As I wait for the lecture theatre to fill up, I dread the row behind me becoming occupied by the hen party I’d seen earlier. Though had that occurred it would have constituted the most unlikely thing to have happened. Anywhere. Ever. With the possible exception of Mrs Brown’s Boys getting commissioned for a second series.

Inside the Victorian gothic splendour of the Pitt Rivers Museum a curator eventually dims the lights and commences a captivating talk to a meagre audience. The crowd may be small, but the subject is big. As is the museum’s collection.

He enthusiastically shows us a slide of an artefact. “This is one of 55,000 objects we have at the museum.” Clearly this talk may stray beyond the advertised 30 minutes if he has a PowerPoint slide of all the other 54,999.

There are some marvellously strange exhibits housed here. For instance he shows us an object that is specifically a whistle to lure anteaters. Try finding that in the Argos catalogue.

Encoring, he shows us spears, crossbows, blunderbusses, harpoons, daggers, pikes, man traps, swords and basically a lot of other stuff you’d need to dispose of quickly should there ever be a police raid on your house. “We have 3,000 spears,” he adds casually. “People don’t realise it’s quite a hazardous place to work.”

Certainly you wouldn’t want to experience employee grudges in this workplace environment given the easy access to such a waiting arsenal. Those ubiquitous handwritten workplace kitchen signs “ONLY take ONE biscuit at a time, and ONLY [triply underlined] if your contributions to the biscuit pool are FULLY up-to-date” would be rendered more unignorably ominous given the access to lethal weaponry here.

Apparently 60 Banbury Road in Oxford, we’re informed, is a vast storeroom for the museum, stuffed to the rafters with clubs (the sort of clubs that Stone Age man would be interested in, not barely dressed bachelorette parties in George Street) and sticks. It appears they have a lot of sticks. More sticks than, er, you could shake an exhibit at.

At the conclusion of the lecture the curator asks: “Any questions?” No hands are raised. “Any questions at all?” I think about asking: “Two trains depart Plymouth at the same time, one travelling at 75mph over the first 50 miles…”

“I’ve got a few more minutes if there are any questions.” Silence descends and envelopes us like a collapsed tent.

“Would anyone like to think of a question?” I twirl that thought. Since it’s been a fascinating talk, I desperately want to ask a question to avoid him thinking we’re unappreciative.

Thankfully someone does eventually ask a question. It’s about the shrunken heads displayed here in the Pitt Rivers Museum and immortalised in the Harry Potter films. Afterwards I clap the speaker with hand-hurting alacrity to make the applause sound larger.
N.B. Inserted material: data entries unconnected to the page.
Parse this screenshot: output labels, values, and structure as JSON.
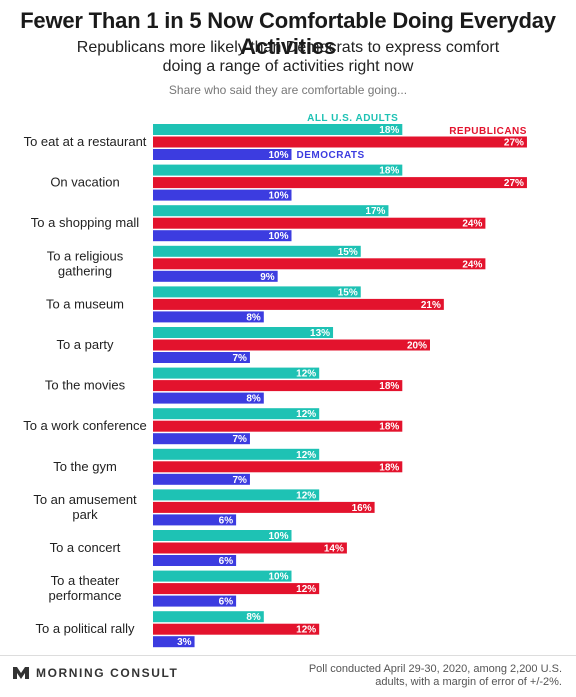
{
  "title": "Fewer Than 1 in 5 Now Comfortable Doing Everyday Activities",
  "subtitle": "Republicans more likely than Democrats to express comfort doing a range of activities right now",
  "caption": "Share who said they are comfortable going...",
  "colors": {
    "all": "#1ec2b4",
    "republicans": "#e3132d",
    "democrats": "#3c3ce0"
  },
  "footer": {
    "logo_text": "MORNING CONSULT",
    "logo_icon": "morning-consult-logo-icon",
    "source": "Poll conducted April 29-30, 2020, among 2,200 U.S. adults, with a margin of error of +/-2%."
  },
  "chart_data": {
    "type": "bar",
    "orientation": "horizontal",
    "categories": [
      "To eat at a restaurant",
      "On vacation",
      "To a shopping mall",
      "To a religious gathering",
      "To a museum",
      "To a party",
      "To the movies",
      "To a work conference",
      "To the gym",
      "To an amusement park",
      "To a concert",
      "To a theater performance",
      "To a political rally"
    ],
    "series": [
      {
        "name": "ALL U.S. ADULTS",
        "values": [
          18,
          18,
          17,
          15,
          15,
          13,
          12,
          12,
          12,
          12,
          10,
          10,
          8
        ]
      },
      {
        "name": "REPUBLICANS",
        "values": [
          27,
          27,
          24,
          24,
          21,
          20,
          18,
          18,
          18,
          16,
          14,
          12,
          12
        ]
      },
      {
        "name": "DEMOCRATS",
        "values": [
          10,
          10,
          10,
          9,
          8,
          7,
          8,
          7,
          7,
          6,
          6,
          6,
          3
        ]
      }
    ],
    "value_suffix": "%",
    "xlim": [
      0,
      27
    ],
    "legend_placement": "inline-first-group",
    "grid": false
  }
}
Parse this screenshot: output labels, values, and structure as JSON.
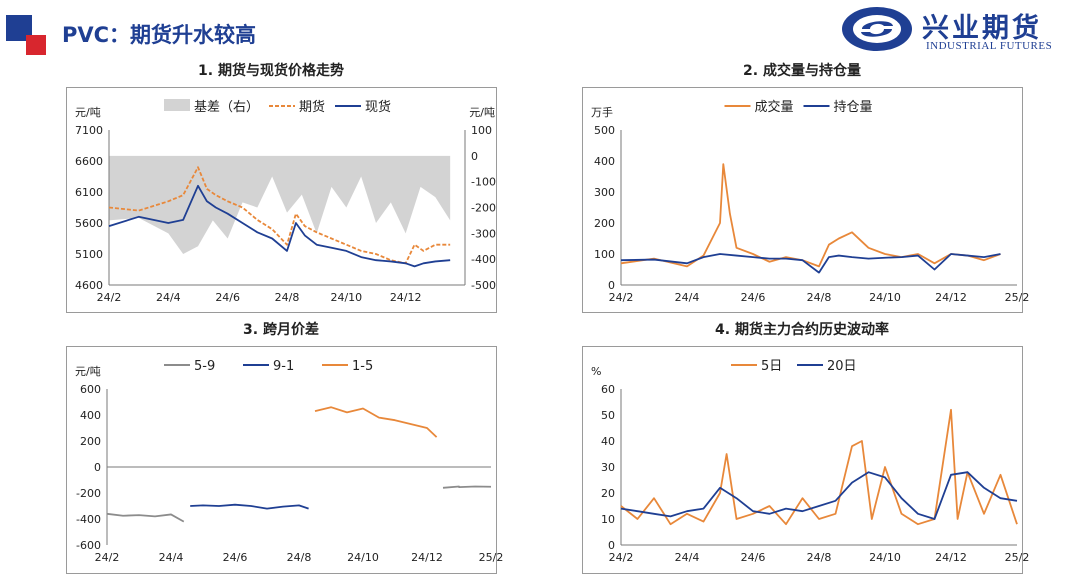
{
  "header": {
    "title": "PVC：期货升水较高",
    "brand_cn": "兴业期货",
    "brand_en": "INDUSTRIAL FUTURES",
    "colors": {
      "brand_blue": "#1f3f93",
      "brand_red": "#d8262e"
    }
  },
  "chart_data": [
    {
      "type": "line",
      "title": "1. 期货与现货价格走势",
      "ylabel": "元/吨",
      "y2label": "元/吨",
      "ylim": [
        4600,
        7100
      ],
      "yticks": [
        4600,
        5100,
        5600,
        6100,
        6600,
        7100
      ],
      "y2lim": [
        -500,
        100
      ],
      "y2ticks": [
        -500,
        -400,
        -300,
        -200,
        -100,
        0,
        100
      ],
      "xlim": [
        "24/2",
        "25/2"
      ],
      "xticks": [
        "24/2",
        "24/4",
        "24/6",
        "24/8",
        "24/10",
        "24/12"
      ],
      "legend_position": "top",
      "grid": false,
      "series": [
        {
          "name": "基差（右）",
          "kind": "area",
          "axis": "right",
          "color": "#d3d3d3",
          "x": [
            "24/2",
            "24/3",
            "24/4",
            "24/4.5",
            "24/5",
            "24/5.5",
            "24/6",
            "24/6.5",
            "24/7",
            "24/7.5",
            "24/8",
            "24/8.5",
            "24/9",
            "24/9.5",
            "24/10",
            "24/10.5",
            "24/11",
            "24/11.5",
            "24/12",
            "24/12.5",
            "25/1",
            "25/1.5"
          ],
          "values": [
            -250,
            -240,
            -300,
            -380,
            -350,
            -250,
            -320,
            -180,
            -200,
            -80,
            -220,
            -150,
            -300,
            -120,
            -200,
            -80,
            -260,
            -180,
            -300,
            -120,
            -160,
            -250
          ]
        },
        {
          "name": "期货",
          "kind": "dashed",
          "axis": "left",
          "color": "#e8883a",
          "x": [
            "24/2",
            "24/3",
            "24/4",
            "24/4.5",
            "24/5",
            "24/5.3",
            "24/5.6",
            "24/6",
            "24/6.5",
            "24/7",
            "24/7.5",
            "24/8",
            "24/8.3",
            "24/8.6",
            "24/9",
            "24/9.5",
            "24/10",
            "24/10.5",
            "24/11",
            "24/11.5",
            "24/12",
            "24/12.3",
            "24/12.6",
            "25/1",
            "25/1.5"
          ],
          "values": [
            5850,
            5800,
            5950,
            6050,
            6500,
            6150,
            6050,
            5950,
            5850,
            5650,
            5500,
            5250,
            5750,
            5550,
            5450,
            5350,
            5250,
            5150,
            5100,
            5000,
            4950,
            5250,
            5150,
            5250,
            5250
          ]
        },
        {
          "name": "现货",
          "kind": "solid",
          "axis": "left",
          "color": "#1f3f93",
          "x": [
            "24/2",
            "24/3",
            "24/4",
            "24/4.5",
            "24/5",
            "24/5.3",
            "24/5.6",
            "24/6",
            "24/6.5",
            "24/7",
            "24/7.5",
            "24/8",
            "24/8.3",
            "24/8.6",
            "24/9",
            "24/9.5",
            "24/10",
            "24/10.5",
            "24/11",
            "24/11.5",
            "24/12",
            "24/12.3",
            "24/12.6",
            "25/1",
            "25/1.5"
          ],
          "values": [
            5550,
            5700,
            5600,
            5650,
            6200,
            5950,
            5850,
            5750,
            5600,
            5450,
            5350,
            5150,
            5600,
            5400,
            5250,
            5200,
            5150,
            5050,
            5000,
            4980,
            4950,
            4900,
            4950,
            4980,
            5000
          ]
        }
      ]
    },
    {
      "type": "line",
      "title": "2. 成交量与持仓量",
      "ylabel": "万手",
      "ylim": [
        0,
        500
      ],
      "yticks": [
        0,
        100,
        200,
        300,
        400,
        500
      ],
      "xlim": [
        "24/2",
        "25/2"
      ],
      "xticks": [
        "24/2",
        "24/4",
        "24/6",
        "24/8",
        "24/10",
        "24/12",
        "25/2"
      ],
      "legend_position": "top",
      "grid": false,
      "series": [
        {
          "name": "成交量",
          "color": "#e8883a",
          "x": [
            "24/2",
            "24/3",
            "24/4",
            "24/4.5",
            "24/5",
            "24/5.1",
            "24/5.3",
            "24/5.5",
            "24/6",
            "24/6.5",
            "24/7",
            "24/7.5",
            "24/8",
            "24/8.3",
            "24/8.6",
            "24/9",
            "24/9.5",
            "24/10",
            "24/10.5",
            "24/11",
            "24/11.5",
            "24/12",
            "24/12.5",
            "25/1",
            "25/1.5"
          ],
          "values": [
            70,
            85,
            60,
            95,
            200,
            390,
            230,
            120,
            100,
            75,
            90,
            80,
            60,
            130,
            150,
            170,
            120,
            100,
            90,
            100,
            70,
            100,
            95,
            80,
            100
          ]
        },
        {
          "name": "持仓量",
          "color": "#1f3f93",
          "x": [
            "24/2",
            "24/3",
            "24/4",
            "24/4.5",
            "24/5",
            "24/5.5",
            "24/6",
            "24/6.5",
            "24/7",
            "24/7.5",
            "24/8",
            "24/8.3",
            "24/8.6",
            "24/9",
            "24/9.5",
            "24/10",
            "24/10.5",
            "24/11",
            "24/11.5",
            "24/12",
            "24/12.5",
            "25/1",
            "25/1.5"
          ],
          "values": [
            80,
            82,
            70,
            90,
            100,
            95,
            90,
            85,
            85,
            80,
            40,
            90,
            95,
            90,
            85,
            88,
            90,
            95,
            50,
            100,
            95,
            90,
            100
          ]
        }
      ]
    },
    {
      "type": "line",
      "title": "3. 跨月价差",
      "ylabel": "元/吨",
      "ylim": [
        -600,
        600
      ],
      "yticks": [
        -600,
        -400,
        -200,
        0,
        200,
        400,
        600
      ],
      "xlim": [
        "24/2",
        "25/2"
      ],
      "xticks": [
        "24/2",
        "24/4",
        "24/6",
        "24/8",
        "24/10",
        "24/12",
        "25/2"
      ],
      "legend_position": "top",
      "grid": false,
      "series": [
        {
          "name": "5-9",
          "color": "#8c8c8c",
          "x": [
            "24/2",
            "24/2.5",
            "24/3",
            "24/3.5",
            "24/4",
            "24/4.4",
            "24/12.5",
            "24/13",
            "25/1",
            "25/1.5",
            "25/2"
          ],
          "values": [
            -360,
            -375,
            -370,
            -380,
            -365,
            -420,
            -160,
            -150,
            -155,
            -150,
            -152
          ],
          "segments": [
            [
              0,
              5
            ],
            [
              6,
              10
            ]
          ]
        },
        {
          "name": "9-1",
          "color": "#1f3f93",
          "x": [
            "24/4.6",
            "24/5",
            "24/5.5",
            "24/6",
            "24/6.5",
            "24/7",
            "24/7.5",
            "24/8",
            "24/8.3"
          ],
          "values": [
            -300,
            -295,
            -300,
            -290,
            -300,
            -320,
            -305,
            -295,
            -320
          ]
        },
        {
          "name": "1-5",
          "color": "#e8883a",
          "x": [
            "24/8.5",
            "24/9",
            "24/9.5",
            "24/10",
            "24/10.5",
            "24/11",
            "24/11.5",
            "24/12",
            "24/12.3"
          ],
          "values": [
            430,
            460,
            420,
            450,
            380,
            360,
            330,
            300,
            230
          ]
        }
      ]
    },
    {
      "type": "line",
      "title": "4. 期货主力合约历史波动率",
      "ylabel": "%",
      "ylim": [
        0,
        60
      ],
      "yticks": [
        0,
        10,
        20,
        30,
        40,
        50,
        60
      ],
      "xlim": [
        "24/2",
        "25/2"
      ],
      "xticks": [
        "24/2",
        "24/4",
        "24/6",
        "24/8",
        "24/10",
        "24/12",
        "25/2"
      ],
      "legend_position": "top",
      "grid": false,
      "series": [
        {
          "name": "5日",
          "color": "#e8883a",
          "x": [
            "24/2",
            "24/2.5",
            "24/3",
            "24/3.5",
            "24/4",
            "24/4.5",
            "24/5",
            "24/5.2",
            "24/5.5",
            "24/6",
            "24/6.5",
            "24/7",
            "24/7.5",
            "24/8",
            "24/8.5",
            "24/9",
            "24/9.3",
            "24/9.6",
            "24/10",
            "24/10.5",
            "24/11",
            "24/11.5",
            "24/12",
            "24/12.2",
            "24/12.5",
            "25/1",
            "25/1.5",
            "25/2"
          ],
          "values": [
            15,
            10,
            18,
            8,
            12,
            9,
            20,
            35,
            10,
            12,
            15,
            8,
            18,
            10,
            12,
            38,
            40,
            10,
            30,
            12,
            8,
            10,
            52,
            10,
            28,
            12,
            27,
            8
          ]
        },
        {
          "name": "20日",
          "color": "#1f3f93",
          "x": [
            "24/2",
            "24/2.5",
            "24/3",
            "24/3.5",
            "24/4",
            "24/4.5",
            "24/5",
            "24/5.5",
            "24/6",
            "24/6.5",
            "24/7",
            "24/7.5",
            "24/8",
            "24/8.5",
            "24/9",
            "24/9.5",
            "24/10",
            "24/10.5",
            "24/11",
            "24/11.5",
            "24/12",
            "24/12.5",
            "25/1",
            "25/1.5",
            "25/2"
          ],
          "values": [
            14,
            13,
            12,
            11,
            13,
            14,
            22,
            18,
            13,
            12,
            14,
            13,
            15,
            17,
            24,
            28,
            26,
            18,
            12,
            10,
            27,
            28,
            22,
            18,
            17
          ]
        }
      ]
    }
  ]
}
The next morning I’m about to put out the recycling when I experience an electrical charge of anxiety. Again my subconscious brain has spotted a threat and notifies me: “Stop thinking about the usual rubbish – as well as the actual rubbish in this case – and focus.”

There is movement inside my house. Lots brown dots are scurrying around on the floor tiles. On closer inspection I realise there’s a huge trail of ants inside my hallway.

If only I had some way to summon an anteater.